Editor or proof reader?
David Troisi fancies himself to have been the “Editor” of the Sun-Gazette’s Letters to the Editor section. In a recent column, he spelled out his cavalier views about reviewing and publishing those letters. While he mentioned nothing about his own editorializing, they have also reflected the same disdain for facts that he admits in his aforementioned commentary.
Mr. Troisi proudly boasts, “This newspaper’s Letters to the Editor feature is legitimately the forerunner to tweeting. Readers write opinions, usually emotionally with a good share of hyperbole and a generous stretching of fact that blurs the lines of accuracy … Never once did I reference the end of a letter with a place where the facts could be checked.” He also writes: “If letter writers agree with each other, fine. If they want to verbally tear each other’s eyes out, fine.” Reading that, I find it curiously inconsistent that he had little hesitation when it came to deleting content he particularly didn’t like.
So, I presume, if a physician submits a letter advising that the best way to protect oneself against COVID-19 is never to wear a mask, neither socially distance nor wash your hands, and not to worry about joining large indoor crowds meeting in poorly ventilated rooms for long periods without following recommended precautions, the Sun-Gazette under Troisi would print it. If concerned individuals submitted letters refuting such bogus medical inaccuracies, would they be published? Maybe, or maybe not.

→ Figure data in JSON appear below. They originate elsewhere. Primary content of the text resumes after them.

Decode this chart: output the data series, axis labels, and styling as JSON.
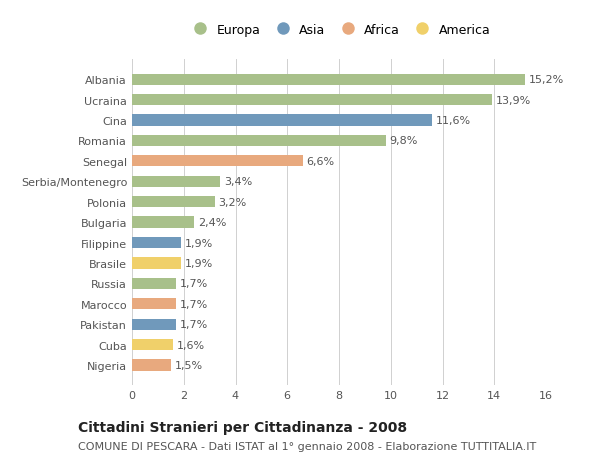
{
  "countries": [
    "Albania",
    "Ucraina",
    "Cina",
    "Romania",
    "Senegal",
    "Serbia/Montenegro",
    "Polonia",
    "Bulgaria",
    "Filippine",
    "Brasile",
    "Russia",
    "Marocco",
    "Pakistan",
    "Cuba",
    "Nigeria"
  ],
  "values": [
    15.2,
    13.9,
    11.6,
    9.8,
    6.6,
    3.4,
    3.2,
    2.4,
    1.9,
    1.9,
    1.7,
    1.7,
    1.7,
    1.6,
    1.5
  ],
  "labels": [
    "15,2%",
    "13,9%",
    "11,6%",
    "9,8%",
    "6,6%",
    "3,4%",
    "3,2%",
    "2,4%",
    "1,9%",
    "1,9%",
    "1,7%",
    "1,7%",
    "1,7%",
    "1,6%",
    "1,5%"
  ],
  "continents": [
    "Europa",
    "Europa",
    "Asia",
    "Europa",
    "Africa",
    "Europa",
    "Europa",
    "Europa",
    "Asia",
    "America",
    "Europa",
    "Africa",
    "Asia",
    "America",
    "Africa"
  ],
  "colors": {
    "Europa": "#a8c08a",
    "Asia": "#7099bb",
    "Africa": "#e8a97e",
    "America": "#f0d06a"
  },
  "xlim": [
    0,
    16
  ],
  "xticks": [
    0,
    2,
    4,
    6,
    8,
    10,
    12,
    14,
    16
  ],
  "title": "Cittadini Stranieri per Cittadinanza - 2008",
  "subtitle": "COMUNE DI PESCARA - Dati ISTAT al 1° gennaio 2008 - Elaborazione TUTTITALIA.IT",
  "background_color": "#ffffff",
  "grid_color": "#d0d0d0",
  "bar_height": 0.55,
  "title_fontsize": 10,
  "subtitle_fontsize": 8,
  "label_fontsize": 8,
  "tick_fontsize": 8,
  "legend_fontsize": 9
}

Mr. Troisi says, “The problem is, Twitter, Facebook and the whole Internet have no editor.” The problem with the Sun-Gazette under Troisi was, that by acting like the Twitter of his time, the Gazette didn’t have one, either. Troisi didn’t edit Letters to the Editor; he was proofreading, and copying/pasting and, as many a letter writer will posit, not doing a great job at that. Should the “Letters” page be no more than a community bulletin where anyone can post anything, leaving the public to ferret out truth from fiction? Absurd! And if his standard for publication in hard copy was “printability,” he abandoned that standard totally in the comment section on the Internet.
I’ll leave it to others to comment further on Troisi’s handling of letters. My more serious concern is that he consistently failed to edit even his own editorials for accuracy. I often wrote to him privately, detailing specific factual errors. I referred him to respected, often peer-reviewed sources contradicting his views. I asked for feedback on the items I questioned. Rarely did he ever acknowledge my emails and never once corrected his errors. Neither did he explain why his version was true. He was as careless about factual accuracy in his own writings as he was about off-the-wall screeds.
In his role at the Sun-Gazette, Troisi effectively agreed with a famous philosopher who said, “There are no facts, only interpretations.” Troisi’s editorial work confirms his contention that nothing in the world exists or has meaning, independent of what we wish to impose on it. According to him, every interpretation, however contradictory, is of equal value. While we all do have the right to expound our views, however untrue, isn’t it a newspaper’s responsibility to also share factual references when they widely publish blatantly untruthful information, however false and even dangerous?
In his belief that truth is whatever one thinks is true, Troisi resolved not to be an editor; a grievous decision, indeed.